By the noughties, a belief in the equality of all people, and in multicultural acceptance of difference, had narrowed the distance, if not bridged the gap, between some racial, ethnic and religious groups, between genders and between some sectarian political groups, between some majorities and minorities[1]. Many legal battles had been won. We were making progress. 

Now, however, encouraged by the impersonal abstractions of online living, the distances have grown, once more. Rights advocates no longer agitate for equality, but for retributive and redistributive advantage for their tribe: a rebalancing of the statistics. 

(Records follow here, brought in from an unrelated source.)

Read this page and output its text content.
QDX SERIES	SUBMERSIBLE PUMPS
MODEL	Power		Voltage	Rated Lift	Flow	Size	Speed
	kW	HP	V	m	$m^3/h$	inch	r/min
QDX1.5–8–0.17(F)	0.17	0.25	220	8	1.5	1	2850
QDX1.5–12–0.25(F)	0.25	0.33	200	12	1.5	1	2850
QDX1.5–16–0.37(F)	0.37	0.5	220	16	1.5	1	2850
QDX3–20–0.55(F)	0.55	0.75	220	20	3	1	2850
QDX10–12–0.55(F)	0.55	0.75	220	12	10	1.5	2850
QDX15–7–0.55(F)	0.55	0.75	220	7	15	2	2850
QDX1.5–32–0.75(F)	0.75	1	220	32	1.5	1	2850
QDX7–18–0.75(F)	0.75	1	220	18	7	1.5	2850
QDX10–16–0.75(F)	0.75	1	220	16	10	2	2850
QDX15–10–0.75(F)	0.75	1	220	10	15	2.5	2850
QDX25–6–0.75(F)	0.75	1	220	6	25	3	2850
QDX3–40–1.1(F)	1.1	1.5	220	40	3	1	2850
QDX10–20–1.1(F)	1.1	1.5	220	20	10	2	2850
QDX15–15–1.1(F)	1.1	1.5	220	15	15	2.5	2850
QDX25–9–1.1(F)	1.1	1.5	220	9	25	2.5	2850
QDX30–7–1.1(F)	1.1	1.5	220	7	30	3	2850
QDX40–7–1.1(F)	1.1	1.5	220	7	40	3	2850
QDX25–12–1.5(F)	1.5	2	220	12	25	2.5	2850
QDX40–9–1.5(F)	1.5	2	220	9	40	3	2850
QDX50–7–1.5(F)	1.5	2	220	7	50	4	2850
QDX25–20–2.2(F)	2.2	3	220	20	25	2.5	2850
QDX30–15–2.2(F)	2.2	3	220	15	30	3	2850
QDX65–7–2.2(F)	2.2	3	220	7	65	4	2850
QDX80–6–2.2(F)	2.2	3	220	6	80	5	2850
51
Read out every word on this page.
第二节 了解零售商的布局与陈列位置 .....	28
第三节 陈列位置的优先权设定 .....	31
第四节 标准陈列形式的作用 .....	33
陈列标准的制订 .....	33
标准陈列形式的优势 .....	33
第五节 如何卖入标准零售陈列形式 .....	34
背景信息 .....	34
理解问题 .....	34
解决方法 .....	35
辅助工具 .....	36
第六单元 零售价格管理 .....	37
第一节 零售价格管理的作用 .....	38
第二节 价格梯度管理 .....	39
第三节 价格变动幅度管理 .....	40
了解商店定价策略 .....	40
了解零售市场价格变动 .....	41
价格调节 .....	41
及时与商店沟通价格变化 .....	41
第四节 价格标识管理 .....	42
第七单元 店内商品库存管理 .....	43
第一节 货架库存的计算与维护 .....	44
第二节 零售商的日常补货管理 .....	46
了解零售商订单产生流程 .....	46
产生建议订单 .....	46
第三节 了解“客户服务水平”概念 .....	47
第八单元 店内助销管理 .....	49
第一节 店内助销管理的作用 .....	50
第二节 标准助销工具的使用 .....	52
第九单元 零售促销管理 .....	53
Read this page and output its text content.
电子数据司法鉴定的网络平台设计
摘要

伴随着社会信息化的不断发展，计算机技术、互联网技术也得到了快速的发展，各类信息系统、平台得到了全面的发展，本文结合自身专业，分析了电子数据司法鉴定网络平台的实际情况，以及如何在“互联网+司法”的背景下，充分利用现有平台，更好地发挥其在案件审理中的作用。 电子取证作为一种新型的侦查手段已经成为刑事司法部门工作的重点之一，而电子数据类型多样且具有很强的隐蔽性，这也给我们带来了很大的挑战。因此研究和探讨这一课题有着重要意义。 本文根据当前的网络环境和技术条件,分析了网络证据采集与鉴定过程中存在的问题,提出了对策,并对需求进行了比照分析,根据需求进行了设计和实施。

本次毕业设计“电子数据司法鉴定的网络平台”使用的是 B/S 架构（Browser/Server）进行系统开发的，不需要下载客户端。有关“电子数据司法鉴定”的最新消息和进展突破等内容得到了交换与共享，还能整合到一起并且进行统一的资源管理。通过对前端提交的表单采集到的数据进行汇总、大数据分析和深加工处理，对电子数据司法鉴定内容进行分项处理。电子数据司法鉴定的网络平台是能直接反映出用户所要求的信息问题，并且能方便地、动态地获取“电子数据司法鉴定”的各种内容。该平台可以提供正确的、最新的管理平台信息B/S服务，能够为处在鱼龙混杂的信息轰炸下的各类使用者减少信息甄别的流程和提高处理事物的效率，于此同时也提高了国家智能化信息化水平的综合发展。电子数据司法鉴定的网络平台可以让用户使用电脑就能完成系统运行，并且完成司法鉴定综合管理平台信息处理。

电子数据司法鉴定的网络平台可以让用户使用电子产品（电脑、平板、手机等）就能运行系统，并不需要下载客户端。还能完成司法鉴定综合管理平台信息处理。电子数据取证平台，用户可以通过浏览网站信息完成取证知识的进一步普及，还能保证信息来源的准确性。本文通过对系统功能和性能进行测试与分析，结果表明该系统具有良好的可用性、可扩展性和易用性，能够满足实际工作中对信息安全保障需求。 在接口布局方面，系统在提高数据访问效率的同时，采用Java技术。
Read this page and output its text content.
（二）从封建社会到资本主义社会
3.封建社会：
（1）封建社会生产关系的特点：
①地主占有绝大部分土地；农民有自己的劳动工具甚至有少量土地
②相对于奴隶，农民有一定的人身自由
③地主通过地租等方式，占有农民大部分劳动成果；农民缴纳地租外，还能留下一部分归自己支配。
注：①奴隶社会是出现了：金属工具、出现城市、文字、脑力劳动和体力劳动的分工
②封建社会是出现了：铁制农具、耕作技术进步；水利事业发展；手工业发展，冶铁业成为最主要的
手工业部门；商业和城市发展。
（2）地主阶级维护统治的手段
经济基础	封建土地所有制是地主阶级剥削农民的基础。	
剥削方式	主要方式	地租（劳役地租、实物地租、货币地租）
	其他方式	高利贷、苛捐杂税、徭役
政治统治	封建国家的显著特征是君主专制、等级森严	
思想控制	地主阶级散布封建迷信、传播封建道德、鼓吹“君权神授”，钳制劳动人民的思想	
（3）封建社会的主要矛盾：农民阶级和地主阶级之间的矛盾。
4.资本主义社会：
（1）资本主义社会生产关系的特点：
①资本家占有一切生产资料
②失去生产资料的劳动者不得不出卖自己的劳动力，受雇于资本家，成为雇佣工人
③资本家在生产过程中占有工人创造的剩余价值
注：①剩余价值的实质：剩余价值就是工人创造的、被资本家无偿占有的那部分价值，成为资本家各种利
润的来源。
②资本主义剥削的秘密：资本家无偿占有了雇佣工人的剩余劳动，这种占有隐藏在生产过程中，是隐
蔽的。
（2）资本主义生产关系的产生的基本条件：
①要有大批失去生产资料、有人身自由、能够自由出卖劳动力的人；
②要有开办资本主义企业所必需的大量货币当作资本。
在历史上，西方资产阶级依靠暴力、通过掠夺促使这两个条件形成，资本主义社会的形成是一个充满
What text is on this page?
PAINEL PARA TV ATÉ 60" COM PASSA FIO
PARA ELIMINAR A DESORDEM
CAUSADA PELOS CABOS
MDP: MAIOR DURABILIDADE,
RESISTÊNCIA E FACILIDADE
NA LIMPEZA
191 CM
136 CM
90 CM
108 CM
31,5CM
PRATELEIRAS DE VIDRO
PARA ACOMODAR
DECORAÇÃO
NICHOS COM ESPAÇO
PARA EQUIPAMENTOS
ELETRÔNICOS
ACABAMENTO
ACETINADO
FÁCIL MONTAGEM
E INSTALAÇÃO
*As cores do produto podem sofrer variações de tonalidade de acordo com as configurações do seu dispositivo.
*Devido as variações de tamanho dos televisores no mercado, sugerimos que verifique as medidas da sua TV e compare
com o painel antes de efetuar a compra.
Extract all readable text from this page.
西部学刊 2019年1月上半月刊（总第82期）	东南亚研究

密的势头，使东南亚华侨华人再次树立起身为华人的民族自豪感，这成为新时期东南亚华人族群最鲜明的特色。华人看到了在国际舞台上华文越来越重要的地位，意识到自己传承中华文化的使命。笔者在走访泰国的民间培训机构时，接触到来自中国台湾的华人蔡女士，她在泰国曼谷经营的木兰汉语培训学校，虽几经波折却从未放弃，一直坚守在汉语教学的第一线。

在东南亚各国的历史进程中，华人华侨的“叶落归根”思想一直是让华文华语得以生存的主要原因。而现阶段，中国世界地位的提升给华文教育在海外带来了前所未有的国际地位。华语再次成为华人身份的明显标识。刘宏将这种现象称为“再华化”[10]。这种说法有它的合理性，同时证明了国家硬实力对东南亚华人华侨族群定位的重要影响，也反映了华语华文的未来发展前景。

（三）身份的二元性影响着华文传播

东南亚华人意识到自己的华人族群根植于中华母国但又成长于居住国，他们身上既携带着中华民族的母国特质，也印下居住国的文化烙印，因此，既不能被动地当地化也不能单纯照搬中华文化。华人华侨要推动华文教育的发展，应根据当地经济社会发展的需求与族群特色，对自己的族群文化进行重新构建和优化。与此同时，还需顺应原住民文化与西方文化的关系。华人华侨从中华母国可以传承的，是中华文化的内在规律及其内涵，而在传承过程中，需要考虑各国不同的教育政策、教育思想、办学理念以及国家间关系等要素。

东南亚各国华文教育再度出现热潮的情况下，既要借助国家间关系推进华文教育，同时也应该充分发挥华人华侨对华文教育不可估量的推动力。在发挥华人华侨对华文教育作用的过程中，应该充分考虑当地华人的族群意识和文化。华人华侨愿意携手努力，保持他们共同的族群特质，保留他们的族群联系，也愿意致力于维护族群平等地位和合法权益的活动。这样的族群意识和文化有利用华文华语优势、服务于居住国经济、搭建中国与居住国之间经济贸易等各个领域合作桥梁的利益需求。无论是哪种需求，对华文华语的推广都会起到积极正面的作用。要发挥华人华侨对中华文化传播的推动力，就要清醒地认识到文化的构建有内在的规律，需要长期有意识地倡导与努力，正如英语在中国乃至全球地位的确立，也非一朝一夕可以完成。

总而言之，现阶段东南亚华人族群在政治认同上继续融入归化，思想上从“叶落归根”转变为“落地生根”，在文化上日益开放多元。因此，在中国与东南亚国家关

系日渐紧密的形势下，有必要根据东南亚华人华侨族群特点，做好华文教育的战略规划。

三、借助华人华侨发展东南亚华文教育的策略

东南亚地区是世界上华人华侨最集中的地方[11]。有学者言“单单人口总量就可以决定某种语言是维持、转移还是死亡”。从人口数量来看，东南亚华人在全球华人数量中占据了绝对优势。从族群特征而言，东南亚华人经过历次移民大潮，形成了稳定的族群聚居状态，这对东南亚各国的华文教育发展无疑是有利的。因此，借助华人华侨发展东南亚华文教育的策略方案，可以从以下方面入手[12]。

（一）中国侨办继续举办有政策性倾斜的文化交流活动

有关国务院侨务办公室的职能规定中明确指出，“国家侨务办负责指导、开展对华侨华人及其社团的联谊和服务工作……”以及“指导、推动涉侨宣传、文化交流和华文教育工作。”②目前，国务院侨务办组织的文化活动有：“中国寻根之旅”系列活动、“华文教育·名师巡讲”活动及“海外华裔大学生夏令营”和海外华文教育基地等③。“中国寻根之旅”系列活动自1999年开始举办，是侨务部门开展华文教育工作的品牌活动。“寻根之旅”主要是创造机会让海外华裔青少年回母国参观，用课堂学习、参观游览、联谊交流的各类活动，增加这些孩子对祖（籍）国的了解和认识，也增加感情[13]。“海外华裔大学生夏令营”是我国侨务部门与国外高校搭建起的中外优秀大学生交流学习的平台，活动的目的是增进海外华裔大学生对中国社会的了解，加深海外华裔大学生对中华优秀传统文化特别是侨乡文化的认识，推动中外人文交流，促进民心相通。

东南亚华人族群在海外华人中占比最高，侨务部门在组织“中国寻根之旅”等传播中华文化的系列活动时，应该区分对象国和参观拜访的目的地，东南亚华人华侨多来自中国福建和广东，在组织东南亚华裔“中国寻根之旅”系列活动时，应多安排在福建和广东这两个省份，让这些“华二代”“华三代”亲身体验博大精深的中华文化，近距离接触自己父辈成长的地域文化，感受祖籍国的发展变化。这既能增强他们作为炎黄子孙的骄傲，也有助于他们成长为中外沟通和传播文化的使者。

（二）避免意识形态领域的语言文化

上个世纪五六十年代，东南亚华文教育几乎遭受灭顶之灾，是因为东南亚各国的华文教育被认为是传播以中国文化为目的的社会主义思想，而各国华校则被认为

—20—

Statistics do not deal with the complexity of any single person’s experience. They are numbers, averages that do not equate to anybody’s experiences. Yet the inequalities they show are used to attack individuals: living, breathing, warm-blooded, emotional, aspirational human beings just like you. This is unfair. 

We should have enough empathy to realise that nobody is having a particularly good time. 


[1] Bearing in mind that anyone can be part of a majority in one aspect of their identity or behaviour, and part of a minority in another.